You’ve hated me ever since I first set tail in this house.

Directed by Ken Annakin, the frothy 80-minute lark, both civilized and cheeky, was a big hit in Britain, but barely broke the surface across the Atlantic, angling a lure against a US-caught fishwish, Mr. Peabody and the Mermaid. Though Peter Blackmore fashioned the script from his own successful play, the story bears some resemblance to “The Sea Lady”, a fantasy novel H.G.Wells wrote in 1901, its satire partly sprung from what Wells described as a “craving for some lovelier experience than life had yet given me.”

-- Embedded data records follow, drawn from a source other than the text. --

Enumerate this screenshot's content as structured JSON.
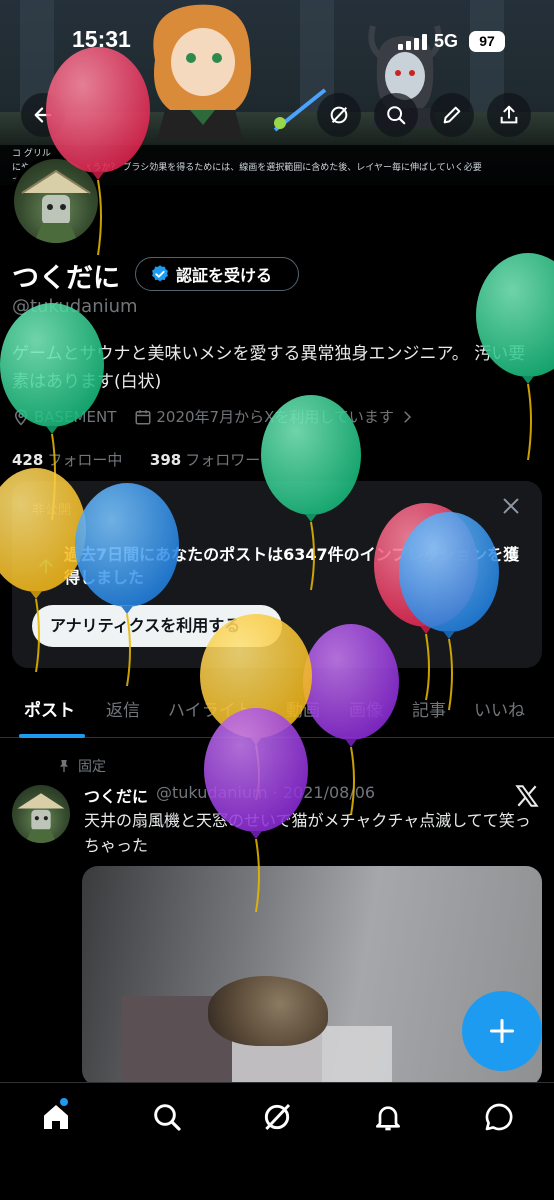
{
  "status_bar": {
    "time": "15:31",
    "network": "5G",
    "battery": "97"
  },
  "banner_text": "コ グリル\nにやって見せましょうか？ ブラシ効果を得るためには、線画を選択範囲に含めた後、レイヤー毎に伸ばしていく必要\nす。",
  "profile": {
    "name": "つくだに",
    "verify_label": "認証を受ける",
    "handle": "@tukudanium",
    "bio": "ゲームとサウナと美味いメシを愛する異常独身エンジニア。 汚い要素はあります(白状)",
    "location": "BASEMENT",
    "joined": "2020年7月からXを利用しています",
    "following_count": "428",
    "following_label": "フォロー中",
    "followers_count": "398",
    "followers_label": "フォロワー"
  },
  "card": {
    "label": "非公開",
    "text": "過去7日間にあなたのポストは6347件のインプレッションを獲得しました",
    "button": "アナリティクスを利用する"
  },
  "tabs": [
    "ポスト",
    "返信",
    "ハイライト",
    "動画",
    "画像",
    "記事",
    "いいね"
  ],
  "post": {
    "pinned_label": "固定",
    "author": "つくだに",
    "handle_date": "@tukudanium · 2021/08/06",
    "text": "天井の扇風機と天窓のせいで猫がメチャクチャ点滅してて笑っちゃった"
  },
  "colors": {
    "accent": "#1d9bf0",
    "background": "#000000",
    "secondary_text": "#71767b"
  },
  "icons": [
    "back-arrow-icon",
    "grok-icon",
    "search-icon",
    "edit-icon",
    "share-icon",
    "verified-check-icon",
    "location-icon",
    "calendar-icon",
    "chevron-right-icon",
    "close-icon",
    "arrow-up-icon",
    "pin-icon",
    "x-logo-icon",
    "plus-icon",
    "home-icon",
    "search-nav-icon",
    "grok-nav-icon",
    "bell-icon",
    "messages-icon"
  ]
}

Mr. & Mrs. Banks, pre-Poppins

H.G. missed out on one of life’s lovely experiences in the form of Glynis Johns, 24 and glowing (even when sopping), her voice a melodic purr, eyes promising mischief. Along with having the flirting down pat, as to the physical tasks at hand (or tail), Johns commented “I was quite an athlete, my muscles were strong from dancing, so the tail was just fine. I swam like a porpoise.” Who doesn’t love a porpoise? The beguiled chauffeur is David Tomlinson, later ‘Mr.Banks’, Johns flustered husband in Mary Poppins. Adding to the mirth is Margaret Rutherford, an eccentric nurse delighted by the she-creature, sworn to secrecy about what she really is. The final shot is a pearl. *

Made for £170,400, the equivalent in 2021 of £6,355,486, the price of fish & fantasy rising with the tide. The cost included the propelling appendage fashioned for Johns, duly credited “Tail by Dunlop”. With Griffith Jones, Googie Withers, John McCallum, Yvonne Owen, Sonia Holm, Brian Oulton (as a dressmaker so extravagantly fluttery he makes Truman Capote seem like Robert Mitchum), Zena Marshall (future Bond vixen ‘Miss Taro’ in Dr. No), and Maurice Denham.

* Ken Annakin directed seven pictures with the captivating Ms. Johns, and we refer you to his autobio “So You Wanna Be a Director?” for some juicy tidbits about their time making Miranda. As of 2021, Glynis still charms among us, at 98.

Universal threatened to throw a legal net over Miranda because that same year they were using William Powell and Ann Blyth to bait audiences with Mr. Peabody and the Mermaid. Deciding the charge was all wet, the law (of the sea?) ruled for Britannia. To add a wriggling minnow to the haul, 1948 also yielded Tarzan and the Mermaids, which other than some women swimming, has nada to do with mermaids beyond a desperate title. Six years later, Johns and Rutherford continued Miranda’s adventures, in color this time, in the charming Mad About Men.